Yacouba Koundaba qui s’est établi à Arbinda sont de ceux-là et n’a plus remis les pieds dans son Koutougou natal. Les années passent, mais sa douleur est encore intacte. Il se souvient encore de ce jour fatal comme si c’était hier.

 « Ils sont venus vers 8 heures et ont commencé à tirer. Il y a eu deux morts ce jour-là. Nous nous sommes réfugiés sur une colline où nous avons fait deux jours, espérant l’arrivée de l’armée. Mais nous ne savions pas en ce temps que le détachement était parti après l’attaque de leur camp. Nous avons appelé à l’aide Arbinda qui a promis de venir. Nous étions dans cet espoir quand les terroristes sont revenus nous attaquer une deuxième fois. Deux personnes ont encore été tuées. Nous avons compris qu’après cela nous ne pouvions plus rester à Koutougou. Ce fut le sauve-qui-peut. Sachant que c’étaient les personnes du sexe mal qui étaient visées, nous avons abandonné femmes et enfants, personnes âgées et malades pour nous réfugier dans la brousse. Comme on était en saison pluvieuse, il y avait suffisamment de hautes herbes pour protéger notre progression. Certains ont mis cinq jours à atteindre Arbinda. D’autres, moins rapides, deux semaines pour parcourir les 45 km. Ce sont les VDP et les FDS qui sont allés chercher certains dans la brousse pour les ramener. C’était effroyable ce que nous avons vécu. Je ne me rappelle plus exactement, mais deux ou trois femmes ont, dans cette fuite accouché, quatre enfants épuisés par la marche ont rendu l’âme à leur arrivée à Arbinda ».

LCK

 

Encadré 3 : Hama, une victime de la double furie

 

Hama, un conseiller fugitif, est une âme errante dans les artères de Dori. Toujours dans son long tricot qui pend légèrement en dessous de ses genoux, il multiplie les rendez-vous avec un agent municipal pour se faire établir un extrait d’acte de naissance dans le but de renouveler sa pièce d’identité arrivée à expiration. Aujourd’hui il inspire la pitié à tous ceux qui l’ont connu bien avant la crise sécuritaire. A sa vue, tous poussent un soupir suivi de l’exclamation « Dunia ».  D’une silhouette fantomatique, Hama évite d’aborder le sujet.

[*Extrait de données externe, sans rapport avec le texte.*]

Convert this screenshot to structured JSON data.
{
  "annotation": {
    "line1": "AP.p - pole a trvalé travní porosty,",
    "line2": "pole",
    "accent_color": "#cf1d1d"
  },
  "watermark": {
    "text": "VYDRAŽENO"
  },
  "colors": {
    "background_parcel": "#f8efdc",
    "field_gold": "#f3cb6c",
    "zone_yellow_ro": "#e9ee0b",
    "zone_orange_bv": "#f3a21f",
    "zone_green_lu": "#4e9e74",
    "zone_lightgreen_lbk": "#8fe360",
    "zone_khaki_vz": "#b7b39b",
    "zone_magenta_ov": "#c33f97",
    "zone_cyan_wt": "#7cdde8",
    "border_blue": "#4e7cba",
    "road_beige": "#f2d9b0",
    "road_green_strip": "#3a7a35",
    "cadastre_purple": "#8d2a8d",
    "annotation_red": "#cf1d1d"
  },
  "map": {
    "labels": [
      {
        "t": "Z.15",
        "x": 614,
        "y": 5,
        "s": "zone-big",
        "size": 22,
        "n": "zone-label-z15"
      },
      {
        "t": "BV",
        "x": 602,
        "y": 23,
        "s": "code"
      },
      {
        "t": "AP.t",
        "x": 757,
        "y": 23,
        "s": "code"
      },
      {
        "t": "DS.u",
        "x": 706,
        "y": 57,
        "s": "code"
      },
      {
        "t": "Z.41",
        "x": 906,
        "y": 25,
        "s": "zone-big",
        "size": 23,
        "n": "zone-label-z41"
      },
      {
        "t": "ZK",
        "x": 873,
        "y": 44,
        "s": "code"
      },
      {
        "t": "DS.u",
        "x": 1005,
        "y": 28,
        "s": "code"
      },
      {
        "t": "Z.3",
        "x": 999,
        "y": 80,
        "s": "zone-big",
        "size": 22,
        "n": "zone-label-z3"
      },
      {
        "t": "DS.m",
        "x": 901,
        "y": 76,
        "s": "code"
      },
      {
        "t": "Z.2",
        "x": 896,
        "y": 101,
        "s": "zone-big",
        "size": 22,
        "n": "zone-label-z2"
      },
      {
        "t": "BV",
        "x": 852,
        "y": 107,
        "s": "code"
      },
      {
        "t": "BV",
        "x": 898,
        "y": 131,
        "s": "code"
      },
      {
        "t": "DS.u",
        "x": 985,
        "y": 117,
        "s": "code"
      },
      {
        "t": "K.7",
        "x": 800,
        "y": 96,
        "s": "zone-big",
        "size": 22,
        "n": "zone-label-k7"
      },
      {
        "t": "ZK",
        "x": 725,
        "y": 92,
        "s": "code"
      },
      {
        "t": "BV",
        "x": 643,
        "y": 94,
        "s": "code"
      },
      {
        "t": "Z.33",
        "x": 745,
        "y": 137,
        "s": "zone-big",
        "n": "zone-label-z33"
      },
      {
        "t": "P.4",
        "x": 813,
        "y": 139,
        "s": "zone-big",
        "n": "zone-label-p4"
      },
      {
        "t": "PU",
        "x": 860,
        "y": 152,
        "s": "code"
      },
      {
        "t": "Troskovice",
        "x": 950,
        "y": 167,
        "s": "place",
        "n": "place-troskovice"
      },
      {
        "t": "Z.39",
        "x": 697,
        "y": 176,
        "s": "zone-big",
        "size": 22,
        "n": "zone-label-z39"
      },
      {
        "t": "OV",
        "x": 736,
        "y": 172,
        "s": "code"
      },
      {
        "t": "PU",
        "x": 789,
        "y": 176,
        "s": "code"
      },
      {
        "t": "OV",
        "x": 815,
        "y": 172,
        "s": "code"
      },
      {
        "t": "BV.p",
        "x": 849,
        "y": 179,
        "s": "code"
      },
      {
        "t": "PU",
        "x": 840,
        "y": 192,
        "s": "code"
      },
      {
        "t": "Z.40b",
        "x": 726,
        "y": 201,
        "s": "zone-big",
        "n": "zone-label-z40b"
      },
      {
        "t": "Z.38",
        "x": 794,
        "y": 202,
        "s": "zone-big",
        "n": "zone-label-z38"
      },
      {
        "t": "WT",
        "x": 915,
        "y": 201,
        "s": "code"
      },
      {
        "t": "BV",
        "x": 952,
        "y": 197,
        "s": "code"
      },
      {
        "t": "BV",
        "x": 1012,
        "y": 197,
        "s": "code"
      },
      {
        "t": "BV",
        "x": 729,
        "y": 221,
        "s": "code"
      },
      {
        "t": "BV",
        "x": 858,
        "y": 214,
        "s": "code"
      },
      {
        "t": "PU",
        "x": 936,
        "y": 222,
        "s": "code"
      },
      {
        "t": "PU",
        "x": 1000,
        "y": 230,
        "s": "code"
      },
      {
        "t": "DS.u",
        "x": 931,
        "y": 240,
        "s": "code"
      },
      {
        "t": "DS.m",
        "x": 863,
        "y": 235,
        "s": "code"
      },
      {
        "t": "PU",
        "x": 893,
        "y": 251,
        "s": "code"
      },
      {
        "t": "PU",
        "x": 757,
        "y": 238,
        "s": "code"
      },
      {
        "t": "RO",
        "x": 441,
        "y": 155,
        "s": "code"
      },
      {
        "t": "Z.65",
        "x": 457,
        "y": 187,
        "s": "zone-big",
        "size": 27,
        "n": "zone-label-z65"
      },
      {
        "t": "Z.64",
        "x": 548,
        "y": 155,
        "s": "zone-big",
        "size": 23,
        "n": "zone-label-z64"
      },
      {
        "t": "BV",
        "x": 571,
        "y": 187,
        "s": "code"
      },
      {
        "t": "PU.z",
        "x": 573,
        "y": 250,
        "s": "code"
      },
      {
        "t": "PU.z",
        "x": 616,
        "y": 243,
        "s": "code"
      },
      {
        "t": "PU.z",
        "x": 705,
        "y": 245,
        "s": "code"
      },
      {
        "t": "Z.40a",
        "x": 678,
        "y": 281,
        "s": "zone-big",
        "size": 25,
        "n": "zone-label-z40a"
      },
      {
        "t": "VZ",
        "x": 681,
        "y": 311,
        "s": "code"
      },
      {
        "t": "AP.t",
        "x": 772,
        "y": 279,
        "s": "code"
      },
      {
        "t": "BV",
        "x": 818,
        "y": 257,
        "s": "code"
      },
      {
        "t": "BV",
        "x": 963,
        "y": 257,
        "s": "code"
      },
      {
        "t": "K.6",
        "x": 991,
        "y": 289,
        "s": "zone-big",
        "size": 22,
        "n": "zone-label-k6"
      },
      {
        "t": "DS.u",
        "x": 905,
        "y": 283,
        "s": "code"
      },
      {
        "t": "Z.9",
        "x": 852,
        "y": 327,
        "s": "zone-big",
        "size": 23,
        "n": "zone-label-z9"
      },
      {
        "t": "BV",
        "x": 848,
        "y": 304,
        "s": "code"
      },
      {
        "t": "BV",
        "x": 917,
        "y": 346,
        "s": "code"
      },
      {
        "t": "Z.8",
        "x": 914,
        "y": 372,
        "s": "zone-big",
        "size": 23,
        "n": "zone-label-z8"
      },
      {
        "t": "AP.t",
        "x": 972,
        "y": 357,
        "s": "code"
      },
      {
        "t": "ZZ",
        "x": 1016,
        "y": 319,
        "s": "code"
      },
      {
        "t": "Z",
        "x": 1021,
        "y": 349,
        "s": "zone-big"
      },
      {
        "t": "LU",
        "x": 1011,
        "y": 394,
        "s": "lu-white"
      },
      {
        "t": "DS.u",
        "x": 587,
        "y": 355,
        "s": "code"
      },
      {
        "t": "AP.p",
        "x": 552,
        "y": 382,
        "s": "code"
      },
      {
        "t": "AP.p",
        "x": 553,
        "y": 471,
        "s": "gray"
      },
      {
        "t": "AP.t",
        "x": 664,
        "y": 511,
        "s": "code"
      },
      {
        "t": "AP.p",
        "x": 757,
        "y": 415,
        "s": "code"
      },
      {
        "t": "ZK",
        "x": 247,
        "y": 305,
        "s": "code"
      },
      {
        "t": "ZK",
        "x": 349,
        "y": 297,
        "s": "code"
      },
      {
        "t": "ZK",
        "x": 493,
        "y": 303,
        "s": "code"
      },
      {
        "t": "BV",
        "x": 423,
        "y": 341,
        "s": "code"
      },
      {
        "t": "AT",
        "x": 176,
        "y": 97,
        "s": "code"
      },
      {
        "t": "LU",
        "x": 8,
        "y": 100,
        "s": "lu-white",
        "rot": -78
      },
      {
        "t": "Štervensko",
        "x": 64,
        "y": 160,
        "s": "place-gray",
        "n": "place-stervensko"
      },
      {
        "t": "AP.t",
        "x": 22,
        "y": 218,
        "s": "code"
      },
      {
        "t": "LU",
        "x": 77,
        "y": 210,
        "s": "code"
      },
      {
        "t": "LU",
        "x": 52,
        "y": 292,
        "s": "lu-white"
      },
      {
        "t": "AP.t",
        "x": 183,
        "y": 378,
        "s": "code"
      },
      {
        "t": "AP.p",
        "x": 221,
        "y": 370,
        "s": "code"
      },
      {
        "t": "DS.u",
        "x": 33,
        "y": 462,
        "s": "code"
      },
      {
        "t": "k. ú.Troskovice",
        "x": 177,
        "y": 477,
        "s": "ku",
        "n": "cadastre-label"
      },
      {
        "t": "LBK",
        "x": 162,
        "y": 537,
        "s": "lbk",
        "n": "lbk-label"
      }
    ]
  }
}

Son village, du nom de Bamguel Baguel, sur la route de Gorom a été à plusieurs reprises la cible des terroristes. Etant un élu local et sachant que cinq conseillers ont été victimes d’attaques ciblées, il se déplace dans les encablures d’Arbinda dans un village du nom de Diamkolga. Fuyant toujours les menaces terroristes, il se réfugie à Arbinda dans la cour d’un autre conseiller. Après l’attaque du 4 avril 2019 qui a coûté la vie au guide religieux du nom de Youssouf Ouérémi et qui a dégénéré en conflit communautaire, il était devenu, comme tous les autres membres de la communauté peule, indésirable à Arbinda. Sa maison est partie en flammes avec tout son contenu. S’il est encore en vie, il le doit à son tuteur, qui a refusé qu’on attente à son intégrité physique. Pris entre le marteau et l’enclume, il s’est exilé à Dori.